There are all sorts of taboos about whom it is acceptable for us to love. There are especially strong for men, although women are not completely exempt.
I don't mean taboos about sex.
In fact, compared to the taboos on loving, the taboos on sex are positively benign.
For instance, my best friend is a guy named Charley. We met at college nineteen years ago. When I write or we see each other, I call him CC or Cease (the plural of "Cee"), or "hey guy," or whatever sobriquet comes to mind. For two years, we lived in the same dormitory, on the same floor. We shared an apartment during one summer, and again for three years after he graduated.

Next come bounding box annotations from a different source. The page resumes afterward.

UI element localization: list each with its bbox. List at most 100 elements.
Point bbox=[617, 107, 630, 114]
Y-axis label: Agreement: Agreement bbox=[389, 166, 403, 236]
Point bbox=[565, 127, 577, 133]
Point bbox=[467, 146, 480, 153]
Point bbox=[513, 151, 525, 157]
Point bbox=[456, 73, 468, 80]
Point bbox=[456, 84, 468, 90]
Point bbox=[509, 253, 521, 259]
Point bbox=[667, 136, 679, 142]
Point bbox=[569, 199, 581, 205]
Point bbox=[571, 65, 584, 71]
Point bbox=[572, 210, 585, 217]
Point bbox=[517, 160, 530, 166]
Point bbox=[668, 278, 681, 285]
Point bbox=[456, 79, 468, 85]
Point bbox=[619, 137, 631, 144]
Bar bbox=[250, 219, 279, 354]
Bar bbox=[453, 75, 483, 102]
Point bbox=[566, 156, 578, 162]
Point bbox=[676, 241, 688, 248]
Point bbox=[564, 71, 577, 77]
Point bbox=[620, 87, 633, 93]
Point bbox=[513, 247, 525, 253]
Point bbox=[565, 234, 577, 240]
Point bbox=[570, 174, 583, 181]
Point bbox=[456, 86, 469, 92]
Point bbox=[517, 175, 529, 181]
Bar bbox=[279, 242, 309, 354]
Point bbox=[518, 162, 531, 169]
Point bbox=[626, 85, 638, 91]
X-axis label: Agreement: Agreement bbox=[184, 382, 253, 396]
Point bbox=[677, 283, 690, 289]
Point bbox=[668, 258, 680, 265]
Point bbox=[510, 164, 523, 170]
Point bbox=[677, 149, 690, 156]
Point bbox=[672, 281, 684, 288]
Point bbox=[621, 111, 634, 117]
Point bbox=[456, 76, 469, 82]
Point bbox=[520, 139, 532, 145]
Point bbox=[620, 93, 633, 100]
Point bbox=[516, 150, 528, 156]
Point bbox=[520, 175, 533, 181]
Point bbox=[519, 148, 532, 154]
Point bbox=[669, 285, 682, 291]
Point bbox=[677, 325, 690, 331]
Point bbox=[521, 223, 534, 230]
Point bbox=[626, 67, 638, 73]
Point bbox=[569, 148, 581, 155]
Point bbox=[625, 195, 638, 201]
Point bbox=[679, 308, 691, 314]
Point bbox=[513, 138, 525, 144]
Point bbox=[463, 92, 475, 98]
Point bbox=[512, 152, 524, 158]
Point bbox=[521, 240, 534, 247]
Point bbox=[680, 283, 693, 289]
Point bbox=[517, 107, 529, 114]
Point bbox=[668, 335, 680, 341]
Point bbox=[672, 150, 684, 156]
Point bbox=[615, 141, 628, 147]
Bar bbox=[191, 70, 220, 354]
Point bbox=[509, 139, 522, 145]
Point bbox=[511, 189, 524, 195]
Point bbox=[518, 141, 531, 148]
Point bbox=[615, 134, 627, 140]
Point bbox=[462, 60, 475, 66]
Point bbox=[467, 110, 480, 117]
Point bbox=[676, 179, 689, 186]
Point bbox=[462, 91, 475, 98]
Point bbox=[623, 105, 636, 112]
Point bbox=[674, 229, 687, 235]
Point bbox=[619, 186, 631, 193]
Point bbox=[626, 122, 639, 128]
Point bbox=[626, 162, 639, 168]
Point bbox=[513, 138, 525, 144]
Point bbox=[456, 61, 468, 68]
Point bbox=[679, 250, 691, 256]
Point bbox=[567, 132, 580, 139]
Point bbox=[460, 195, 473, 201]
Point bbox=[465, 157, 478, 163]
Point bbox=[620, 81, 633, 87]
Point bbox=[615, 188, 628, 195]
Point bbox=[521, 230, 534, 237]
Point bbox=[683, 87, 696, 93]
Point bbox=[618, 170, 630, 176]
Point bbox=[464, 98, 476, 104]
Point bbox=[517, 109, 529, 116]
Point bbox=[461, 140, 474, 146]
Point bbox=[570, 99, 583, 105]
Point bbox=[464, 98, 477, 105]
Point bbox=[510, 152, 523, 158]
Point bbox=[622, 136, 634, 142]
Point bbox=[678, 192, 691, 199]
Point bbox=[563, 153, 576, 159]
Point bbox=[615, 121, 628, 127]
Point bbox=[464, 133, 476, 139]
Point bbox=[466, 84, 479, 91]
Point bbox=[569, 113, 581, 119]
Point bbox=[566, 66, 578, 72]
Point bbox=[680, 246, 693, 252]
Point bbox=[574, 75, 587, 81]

I taught Charley how to make strawberry and banana crepes; we both timed broiled chicken by waiting for the apartment smoke alarm to go off; and Charley is the bad influence to whom I owe my still held belief that fudge and Coca Cola make a perfectly fine breakfast.
Of course there are more substantial debts I owe to him. One is that in the thirteenth and fourteenth year of our friendship, he took the part of the whole straight world and listened to me bitch about how unfairly it was organized to treat me. There are others.
Since it is taboo to love a friend, we knew each other for nearly twelve years before I hugged Charley for the first time. (Real men don't hug one another.) Still, I am proud that two years before I hugged Charley, I managed to say to him (though only once): "You are one of the people that I love." (Real men don't acknowledge affection.) I am honored that, after we had known each other only fourteen years, Charley could say to me: "I love you."